At this point, I was hungry, and tired, and I think it was affecting my play. Even worse, I looked over at my son Paul, who hadn’t really eaten anything for many hours, and he looked practically comatose. Paul won (6-0) in Juniors, but that had finished hours before, and the excitement of being at Dreamers had worn off for him. Knowing that I wouldn’t have a great chance at winning a Sudden Death match even if I took Game 2, I decided to scoop. I think Mike would have won anyway. And I’m glad Paul and I were able to get some dinner and get home in time for bed.

Final Words

Alex Solomonson at Battle Roads. Not really related to the article, but fashionable nonetheless!

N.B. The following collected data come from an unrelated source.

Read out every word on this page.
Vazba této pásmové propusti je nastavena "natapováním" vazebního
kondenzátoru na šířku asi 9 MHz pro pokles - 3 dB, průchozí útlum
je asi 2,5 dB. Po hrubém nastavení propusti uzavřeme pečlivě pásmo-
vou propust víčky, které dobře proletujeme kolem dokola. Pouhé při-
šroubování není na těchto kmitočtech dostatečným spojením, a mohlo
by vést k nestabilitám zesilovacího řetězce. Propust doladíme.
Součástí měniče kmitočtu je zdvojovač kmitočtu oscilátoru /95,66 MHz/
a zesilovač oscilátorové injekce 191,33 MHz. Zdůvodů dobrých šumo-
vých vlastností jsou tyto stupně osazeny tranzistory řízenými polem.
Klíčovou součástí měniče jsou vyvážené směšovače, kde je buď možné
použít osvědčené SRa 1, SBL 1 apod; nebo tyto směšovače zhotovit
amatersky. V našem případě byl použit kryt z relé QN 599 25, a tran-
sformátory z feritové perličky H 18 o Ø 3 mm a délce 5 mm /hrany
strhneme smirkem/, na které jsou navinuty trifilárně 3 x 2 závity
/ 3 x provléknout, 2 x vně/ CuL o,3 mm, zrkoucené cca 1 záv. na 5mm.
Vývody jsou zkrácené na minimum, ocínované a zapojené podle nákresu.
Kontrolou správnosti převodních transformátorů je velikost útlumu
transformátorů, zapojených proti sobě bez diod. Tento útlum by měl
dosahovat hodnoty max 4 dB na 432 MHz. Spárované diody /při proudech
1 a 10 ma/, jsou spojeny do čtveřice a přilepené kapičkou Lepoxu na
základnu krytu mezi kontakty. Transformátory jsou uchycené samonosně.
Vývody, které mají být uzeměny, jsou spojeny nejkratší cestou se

I’m not a skilled Pokémon player, and so I’m not sure my opinion on Klinklang’s ranking in the metagame counts for much. I do think it’s a deck to contend with, and I think there is room to improve the deck. So I hope that players with greater expertise than me can take this concept and improve upon it. Looking at the “What Won Battle Roads” thread on Pokegym, it looks like other players also came up with this idea–I didn’t know about them when I built this, but I can’t claim to be the only inventor of the deck. I do want to give some credit for the deck to John Roberts II of Missouri, who chatted with me about it on PlayTCG.me. When I built the deck, my very first game against a human opponent was, believe it or not, a mirror match with John on PlayTCG. (That was the only other time I had seen the deck played.) It was clear that both John and I had work to do on the deck; John convinced me to use the three-retreat Klinks, and I suggested that he use Kyurem EX instead of Kyogre EX as his Water tank. Thanks to him for his advice. And as always, thanks to Steve and Mark for judging, to Colleen and Jeff for organizing, and to MN players for maintaining a fun community for Paul and me to play in.

If you made it this far–best of luck to all of you as we approach Nationals!